La part belle est faite aux harmoniques des violons, parfaitement exécutées, et qui renforcent le caractère mystérieux, presque ésotérique de la légende. C'est une pièce superbe, un véritable coup de coeur pour le public enthousiaste d'ailleurs à l'issue de son exécution et ovationnant autant l'orchestre, son chef que le compositeur à suivre absolument !

Pascal Dusapin n'est plus à présenter, sa haute silhouette est tout aussi connue des amateurs de musique contemporaine que la richesse de ses partitions tant orchestrales que lyriques d'ailleurs. Il conserve un certain "classicisme", revendiquant d'ailleurs un retour à la mélodie qu'il illustre plutôt façon première moitié du 20ème siècle que deuxième moitié. Et son "A linéa" emporte l'adhésion à son tour sans difficulté pour un public qui apprécie encore une fois l'interprétation très convaincante et très valorisante d'un Orchestre à son mieux, parfaitement bien dirigé par ce jeune génie de la "mise en musique" de cette partition encore inédite.

Et finir cette soirée de découvertes et de haute tenue par le magnifique Poème de l'Extase d’Alexandre Scriabine, apparaissait comme une véritable apothéose de la beauté musicale des post-romantiques du début du 20ème siècle alliant richesse thématique et harmonique dans un subtil mélange évoquant l'univers planant de son titre.

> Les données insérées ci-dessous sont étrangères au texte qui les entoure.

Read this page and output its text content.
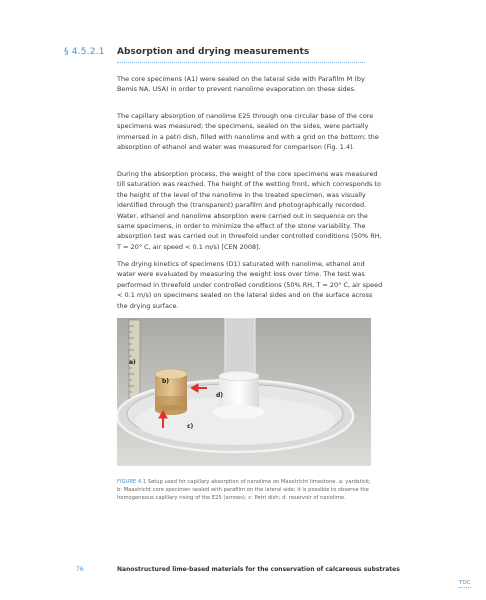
§ 4.5.2.1 Absorption and drying measurements

The core specimens (A1) were sealed on the lateral side with Parafilm M (by Bemis NA, USA) in order to prevent nanolime evaporation on these sides.

The capillary absorption of nanolime E25 through one circular base of the core specimens was measured; the specimens, sealed on the sides, were partially immersed in a petri dish, filled with nanolime and with a grid on the bottom; the absorption of ethanol and water was measured for comparison (Fig. 1.4).

During the absorption process, the weight of the core specimens was measured till saturation was reached. The height of the wetting front, which corresponds to the height of the level of the nanolime in the treated specimen, was visually identified through the (transparent) parafilm and photographically recorded. Water, ethanol and nanolime absorption were carried out in sequence on the same specimens, in order to minimize the effect of the stone variability. The absorption test was carried out in threefold under controlled conditions (50% RH, T = 20° C, air speed < 0.1 m/s) [CEN 2008].

The drying kinetics of specimens (D1) saturated with nanolime, ethanol and water were evaluated by measuring the weight loss over time. The test was performed in threefold under controlled conditions (50% RH, T = 20° C, air speed < 0.1 m/s) on specimens sealed on the lateral sides and on the surface across the drying surface.

a)
b)
c)
d)

FIGURE 4.1 Setup used for capillary absorption of nanolime on Maastricht limestone. a: yardstick; b: Maastricht core specimen sealed with parafilm on the lateral side; it is possible to observe the homogeneous capillary rising of the E25 (arrows); c: Petri dish; d: reservoir of nanolime.

76	Nanostructured lime-based materials for the conservation of calcareous substrates
TOC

Depuis longtemps décoiffé mais toujours serein et maitrisant son art, le chef semble vraiment à son affaire dans ce registre dont il sait exploiter chaque détail de l'orchestration, soutenant tour à tour, les trilles des flûtes, les solos des cuivres, le romantisme des cordes ou le rythme insufflé par les percussionnistes qui jouent des multiples instruments dont Scriabine a littéralement ornementé sa partition. 

Il semble "habité" à plusieurs reprises comme le sont les très grands chefs et maintes fois, je dois le dire, il m'a fait penser alternativement à Claudio Abbado et à Kiril Petrenko. Pas d'esbroufe, mais de la passion, la vraie, celle qui communique avec l'orchestre comme avec le public.

Magnifique accueil final, ovation interminable et méritée.

 

Hélène Adam

Pour ODB

https://www.odb-opera.com/viewtopic.php?f=33&p=426539#p426539



On peut voir ce concert sur le site de la Philharmonie "live"

https://philharmoniedeparis.fr/fr/live/concert/1143668-orchestre-de-paris-klaus-makela

 

Programme

Kaija Saariaho

Asteroid 4179 : Toutatis

 

Richard Strauss

Ainsi parlait Zarathustra

 

Jimmy López Bellido

Aino (Création *)

 

Pascal Dusapin

A Linea (Création **)

 

Alexandre Scriabine

Poème de l'extase 

 

* Aino de Jimmy López Bellido est une commande de l'Orchestre de Paris / Philharmonie de Paris, du Royal Concertgebouworkest, et du Chicago Symphony Orchestra (avec le généreux soutien du Helen Zell Commissioning Programme).

 

** A Linea de Pascal Dusapin est une commande de l'Orchestre de Paris / Philharmonie de Paris.